Um senhor já com
mais de setenta anos, rico, depois de cinquenta anos, resolve voltar anônimo à
sua distante e diminuta cidade de nascença.
Nunca mais ele
voltara. Recentemente, dera uma olhada no Google Earth, mas a foto era borrada
– como ocorre com os lugares desimportantes.
Foi de avião até a
capital, de carro até o hotel da cidade próxima, e de ônibus e roupa comum no
último trecho. Andou pelas ruas conhecidas. Viu casas e semblantes familiares.
Percebeu que ninguém o conhecia. Nem os mais velhos – os quais ele identificava
perfeitamente.
Viu que sua antiga
casa e as vizinhas deram lugar a uma espécie de praça, com um campo de terrão
onde, meio-dia, o sol de quarenta graus, homens, rapazes e meninos jogavam
bola.
Apertou os olhos pra
distinguir as jogadas na poeira. Sentou-se na lanchonete.
Daí a pouco, fim de
jogo, os mais velhos – pouco mais novos que ele – vieram tomar cerveja. Ele
ficou ouvindo.
Até que a conversa –
como todos os domingos – concentrou-se no Palito. “Que jogador!”. “Nunca houve
nem haverá nenhum igual!”.
Eles contam e
recontam entre si que o time local, durante o período em que o centroavante
magro e alto jogara, dos dezesseis aos vinte anos, ganhara tudo. Era um
assombro.
“E aquela vez que
fez o gol de falta do meio da rua?!”. “E a goleada dos quatro gols de cabeça?!”.

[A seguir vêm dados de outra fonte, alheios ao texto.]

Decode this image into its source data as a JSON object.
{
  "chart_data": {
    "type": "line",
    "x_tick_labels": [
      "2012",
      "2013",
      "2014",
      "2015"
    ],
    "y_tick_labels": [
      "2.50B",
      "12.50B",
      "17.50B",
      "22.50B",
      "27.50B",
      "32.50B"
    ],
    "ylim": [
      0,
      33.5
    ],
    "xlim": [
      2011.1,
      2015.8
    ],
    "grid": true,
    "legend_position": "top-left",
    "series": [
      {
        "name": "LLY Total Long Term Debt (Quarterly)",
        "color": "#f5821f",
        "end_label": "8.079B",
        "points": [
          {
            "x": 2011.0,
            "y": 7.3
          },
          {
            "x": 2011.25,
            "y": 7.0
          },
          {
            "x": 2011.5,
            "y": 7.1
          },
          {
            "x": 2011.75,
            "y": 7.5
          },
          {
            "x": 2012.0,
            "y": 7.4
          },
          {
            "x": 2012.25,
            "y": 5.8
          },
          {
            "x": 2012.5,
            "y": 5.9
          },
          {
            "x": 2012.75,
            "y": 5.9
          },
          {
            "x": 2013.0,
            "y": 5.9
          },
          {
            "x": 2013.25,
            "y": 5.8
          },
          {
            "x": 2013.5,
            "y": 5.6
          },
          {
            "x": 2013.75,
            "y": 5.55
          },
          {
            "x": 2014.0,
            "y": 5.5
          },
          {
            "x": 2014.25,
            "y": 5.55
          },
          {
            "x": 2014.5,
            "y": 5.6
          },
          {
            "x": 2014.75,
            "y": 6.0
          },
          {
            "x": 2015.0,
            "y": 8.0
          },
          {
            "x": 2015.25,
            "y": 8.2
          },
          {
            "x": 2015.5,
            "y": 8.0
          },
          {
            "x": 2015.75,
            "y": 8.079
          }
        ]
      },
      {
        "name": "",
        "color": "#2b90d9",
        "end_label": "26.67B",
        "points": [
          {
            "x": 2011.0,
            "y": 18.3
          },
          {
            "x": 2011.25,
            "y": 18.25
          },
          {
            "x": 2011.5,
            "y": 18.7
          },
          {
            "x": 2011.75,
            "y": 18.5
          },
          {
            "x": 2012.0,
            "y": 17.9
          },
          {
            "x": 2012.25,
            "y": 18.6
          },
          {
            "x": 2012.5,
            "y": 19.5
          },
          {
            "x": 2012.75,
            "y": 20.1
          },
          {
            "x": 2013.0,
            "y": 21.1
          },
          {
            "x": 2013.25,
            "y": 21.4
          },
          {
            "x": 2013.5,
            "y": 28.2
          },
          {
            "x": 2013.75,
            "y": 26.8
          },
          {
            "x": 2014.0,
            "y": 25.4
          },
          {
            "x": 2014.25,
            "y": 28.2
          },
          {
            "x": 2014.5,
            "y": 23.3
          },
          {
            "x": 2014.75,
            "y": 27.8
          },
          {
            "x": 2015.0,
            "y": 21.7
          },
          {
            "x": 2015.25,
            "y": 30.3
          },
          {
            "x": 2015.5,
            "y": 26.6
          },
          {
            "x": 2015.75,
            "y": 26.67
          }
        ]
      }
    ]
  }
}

Batera o recorde de gols e vitórias na redondeza. Enchia de gente pra ver os
jogos. “Lembram quando ele jogou machucado? Mancando, deu um corte no volante e
bateu no ângulo?!”. O narrador se levanta e imita os movimentos do Palito.
O dono do bar para
pra ouvir. Os meninos ficam em volta. “Na idade de vocês”, um deles fala pros
moleques, “ele era o nosso ídolo”.
Ele respira,
sorrindo, contido. Enche o peito.
“Sumiu. Novo ainda.
Ninguém sabe pra onde. Nem a família sabia. Até que mandou buscar todo mundo.”
Silêncio. Ele cofia
as sobrancelhas suadas. Bebe a água engasgando.
“Ele era um espanto!
Aqui nunca houve ninguém igual. Nem doutor, nem empresário, nem nada. Quem é
daquela época daria tudo pra revê-lo, saber o que houve, contar e recontar os
jogos fantásticos.”
Ele se levanta.
Hesita um pouco. Alisa os cabelos. Olha pra turma. Eles fazem um meneio de
cumprimento com a cabeça.
Sai andando até a
praça. Sorri.
Não era ele, óbvio.
Nunca jogara futebol na vida.
Mas concluiu que
daria tudo o que tinha pra ser o Palito.